My father can easily recall one Saturday night in January when he was a seventh-grade student who had watched the winning shot being made by one of the players Shelbina Indians men’s basketball team to the dismay of the visiting team that came from the west into Shelby County to seek a victory in this annual high school tournament. The Indians victory was quickly celebrated and that star player who made the winning basket left the school to find that the visiting team was waiting for him and gave him a savage beating.
After the game, the car that my father traveled in was parked in front of the Snack Shack along the south side of West Walnut Street in Shelbina. The wooden building was located where the west lumber bay is now located today at Simpson Building Supply. The older male driver told my father to sit and wait as he would be back soon. The thoughts of those hamburgers, Lay-brand potato chips and a cold bottle of Coke to wash them down with were now out of reach as the Snack Shack was closed for the evening.
During this time in the 1950s, Highway 36 did not bypass Shelbina to the north as it does today. The original two-lane version was an important part of the business district of Shelbina that the visiting team was forced to travel west to get home. They made the journey through the tiny town of Lentner and then on to Clarence where the bus driver stopped at the popular Hardy’s restaurant where the team sat and enjoyed a meal that may have helped to offset their loss. They had no idea that several pairs of eyes were watching them through the windows waiting to give them a parting gift.
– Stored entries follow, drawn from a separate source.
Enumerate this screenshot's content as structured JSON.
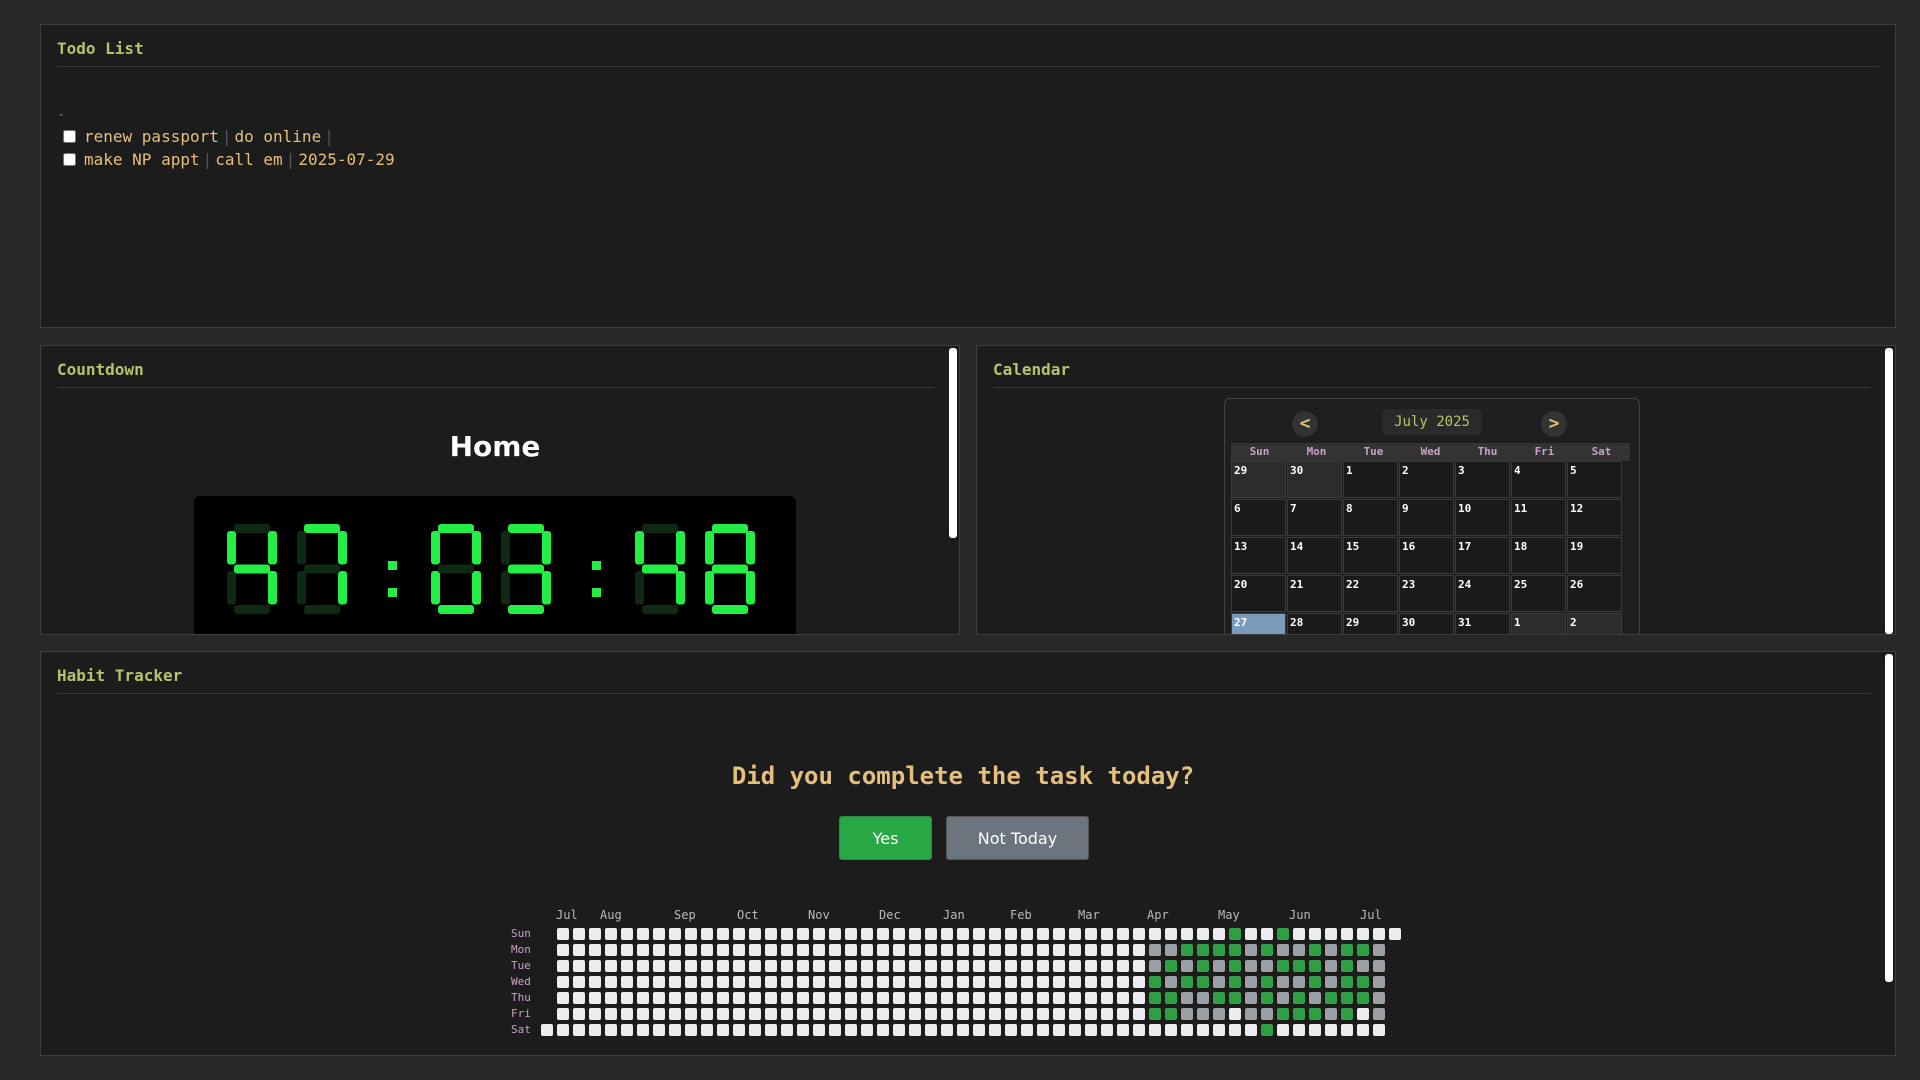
{
  "todo": {
    "title": "Todo List",
    "dot": "-",
    "items": [
      {
        "task": "renew passport",
        "note": "do online",
        "due": ""
      },
      {
        "task": "make NP appt",
        "note": "call em",
        "due": "2025-07-29"
      }
    ]
  },
  "countdown": {
    "title": "Countdown",
    "name": "Home",
    "time": "47:03:48",
    "digit_color": "#22ee44"
  },
  "calendar": {
    "title": "Calendar",
    "month_label": "July 2025",
    "prev_label": "<",
    "next_label": ">",
    "weekdays": [
      "Sun",
      "Mon",
      "Tue",
      "Wed",
      "Thu",
      "Fri",
      "Sat"
    ],
    "weeks": [
      [
        {
          "d": "29",
          "o": true
        },
        {
          "d": "30",
          "o": true
        },
        {
          "d": "1"
        },
        {
          "d": "2"
        },
        {
          "d": "3"
        },
        {
          "d": "4"
        },
        {
          "d": "5"
        }
      ],
      [
        {
          "d": "6"
        },
        {
          "d": "7"
        },
        {
          "d": "8"
        },
        {
          "d": "9"
        },
        {
          "d": "10"
        },
        {
          "d": "11"
        },
        {
          "d": "12"
        }
      ],
      [
        {
          "d": "13"
        },
        {
          "d": "14"
        },
        {
          "d": "15"
        },
        {
          "d": "16"
        },
        {
          "d": "17"
        },
        {
          "d": "18"
        },
        {
          "d": "19"
        }
      ],
      [
        {
          "d": "20"
        },
        {
          "d": "21"
        },
        {
          "d": "22"
        },
        {
          "d": "23"
        },
        {
          "d": "24"
        },
        {
          "d": "25"
        },
        {
          "d": "26"
        }
      ],
      [
        {
          "d": "27",
          "t": true
        },
        {
          "d": "28"
        },
        {
          "d": "29"
        },
        {
          "d": "30"
        },
        {
          "d": "31"
        },
        {
          "d": "1",
          "o": true
        },
        {
          "d": "2",
          "o": true
        }
      ]
    ]
  },
  "habit": {
    "title": "Habit Tracker",
    "question": "Did you complete the task today?",
    "yes_label": "Yes",
    "no_label": "Not Today",
    "months": [
      "Jul",
      "Aug",
      "Sep",
      "Oct",
      "Nov",
      "Dec",
      "Jan",
      "Feb",
      "Mar",
      "Apr",
      "May",
      "Jun",
      "Jul"
    ],
    "days": [
      "Sun",
      "Mon",
      "Tue",
      "Wed",
      "Thu",
      "Fri",
      "Sat"
    ],
    "colors": {
      "empty": "#ebedf0",
      "done": "#2ea043",
      "skipped": "#9aa0a6"
    },
    "recent_weeks": [
      "..x.x..",
      ".xxxx..",
      ".....x.",
      "..x....",
      ".x.....",
      "x......"
    ]
  }
}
On the Monday morning following the big game, an assembly was called by the Shelbina School Superintendent who told his audience of students and school employees of a call that he received from the superintendent of the school whose visiting team received a beating at the Hardy’s restaurant parking lot and that whoever was responsible shouldn’t have spanked the bus driver as they had done in settling the score with the team. The bulk of the audience had no idea what had happened with one exception…….
Thank you to Tom Crawford and Curtis Foster for their memories of our history that includes the year of 1957 when that FM radio played, “Let’s rock, Everybody’s let’s rock!” and the kids were dancin to the tune of Mr. Elvis Presley singin “Jail House Rock.”